For readers comparing options in Greater Houston, the uploaded practice facts describe a refractive decision pathway that includes LASIK, PRK, EVO ICL, and lens-based procedures. The same approach also emphasizes dry eye optimization, corneal mapping, wavefront analysis, and candidacy screening [6].
That type of evaluation is especially relevant for patients with thin corneas, higher prescriptions, ocular surface concerns, or other factors that may make LASIK less suitable. The recommendation should be built around the patient’s measurements, eye health, and visual goals.

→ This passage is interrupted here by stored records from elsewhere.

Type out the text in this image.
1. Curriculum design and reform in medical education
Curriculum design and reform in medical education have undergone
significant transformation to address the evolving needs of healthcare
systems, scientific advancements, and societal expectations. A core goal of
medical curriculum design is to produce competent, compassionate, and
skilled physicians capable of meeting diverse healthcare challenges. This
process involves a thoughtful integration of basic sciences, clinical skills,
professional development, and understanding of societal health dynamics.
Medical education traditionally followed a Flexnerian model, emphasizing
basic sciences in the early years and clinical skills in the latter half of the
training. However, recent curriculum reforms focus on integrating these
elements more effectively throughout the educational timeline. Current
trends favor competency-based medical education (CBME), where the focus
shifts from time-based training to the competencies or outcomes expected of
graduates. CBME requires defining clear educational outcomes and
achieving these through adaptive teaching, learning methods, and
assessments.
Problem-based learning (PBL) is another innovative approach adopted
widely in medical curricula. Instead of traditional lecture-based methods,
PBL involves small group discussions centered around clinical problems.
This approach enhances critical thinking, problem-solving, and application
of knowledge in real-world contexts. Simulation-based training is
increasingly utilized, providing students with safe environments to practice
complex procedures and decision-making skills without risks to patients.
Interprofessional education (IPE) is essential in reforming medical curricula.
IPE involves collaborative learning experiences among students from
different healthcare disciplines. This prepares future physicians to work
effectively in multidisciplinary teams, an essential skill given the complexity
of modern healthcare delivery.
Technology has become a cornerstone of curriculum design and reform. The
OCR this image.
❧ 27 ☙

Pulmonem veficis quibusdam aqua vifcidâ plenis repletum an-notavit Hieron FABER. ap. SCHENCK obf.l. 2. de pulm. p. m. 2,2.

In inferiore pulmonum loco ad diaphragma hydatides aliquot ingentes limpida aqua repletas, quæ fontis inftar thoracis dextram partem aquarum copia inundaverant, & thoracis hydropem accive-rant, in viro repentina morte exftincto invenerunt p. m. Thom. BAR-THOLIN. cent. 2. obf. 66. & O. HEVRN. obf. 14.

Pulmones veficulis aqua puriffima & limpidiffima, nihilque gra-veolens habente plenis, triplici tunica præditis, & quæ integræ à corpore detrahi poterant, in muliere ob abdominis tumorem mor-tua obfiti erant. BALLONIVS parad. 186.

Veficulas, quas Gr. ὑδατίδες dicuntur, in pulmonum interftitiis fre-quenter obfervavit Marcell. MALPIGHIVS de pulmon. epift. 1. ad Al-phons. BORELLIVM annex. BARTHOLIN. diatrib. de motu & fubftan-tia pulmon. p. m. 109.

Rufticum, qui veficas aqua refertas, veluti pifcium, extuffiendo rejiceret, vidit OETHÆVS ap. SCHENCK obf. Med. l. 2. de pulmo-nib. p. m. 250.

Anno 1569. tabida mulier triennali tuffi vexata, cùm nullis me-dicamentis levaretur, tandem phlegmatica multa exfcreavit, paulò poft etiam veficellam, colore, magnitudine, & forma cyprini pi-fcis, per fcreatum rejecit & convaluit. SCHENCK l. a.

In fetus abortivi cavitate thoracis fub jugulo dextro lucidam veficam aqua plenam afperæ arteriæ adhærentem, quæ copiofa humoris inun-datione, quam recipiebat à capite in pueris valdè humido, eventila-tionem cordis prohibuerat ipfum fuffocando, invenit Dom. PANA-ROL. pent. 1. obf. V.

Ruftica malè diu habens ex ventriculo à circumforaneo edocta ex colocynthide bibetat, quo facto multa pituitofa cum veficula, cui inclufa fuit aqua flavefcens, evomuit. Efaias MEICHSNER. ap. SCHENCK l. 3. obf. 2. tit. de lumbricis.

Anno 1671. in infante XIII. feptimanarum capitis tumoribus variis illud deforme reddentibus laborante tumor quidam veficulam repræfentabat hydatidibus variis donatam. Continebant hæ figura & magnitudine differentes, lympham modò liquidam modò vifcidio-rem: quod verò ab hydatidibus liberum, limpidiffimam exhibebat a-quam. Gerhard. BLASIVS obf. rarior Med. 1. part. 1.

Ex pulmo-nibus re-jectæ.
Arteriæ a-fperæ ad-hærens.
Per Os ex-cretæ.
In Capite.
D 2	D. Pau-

PRK or EVO ICL may be the better recommendation when LASIK is not ideal, but the reason should always be clear. A patient should leave the consultation understanding what was measured, what risks were considered, and why one option was favored over another.
The right answer is not always the procedure a patient knew first. It is the one supported by the exam.
References: [1] U.S. Food and Drug Administration. (2021). What is LASIK? Content current as of January 15, 2021. [2] U.S. Food and Drug Administration. (2018). LASIK surgery checklist. Content current as of July 11, 2018. [3] U.S. Food and Drug Administration. (2018). When is LASIK not for me? Content current as of July 11, 2018. [4] Semnani, F., Rayati Damavandi, A., Abdollahi, M., Sajadi, M., Sadoughi, M., & Hassanpour, K. (2025). Photorefractive keratectomy (PRK) in patients with thin corneas: A systematic review and meta-analysis of clinical outcomes and complications.Journal of Cataract & Refractive Surgery. [5] U.S. Food and Drug Administration. (2022). EVO/EVO+ Visian Implantable Collamer Lens – P030016/S035. Content current as of April 18, 2022.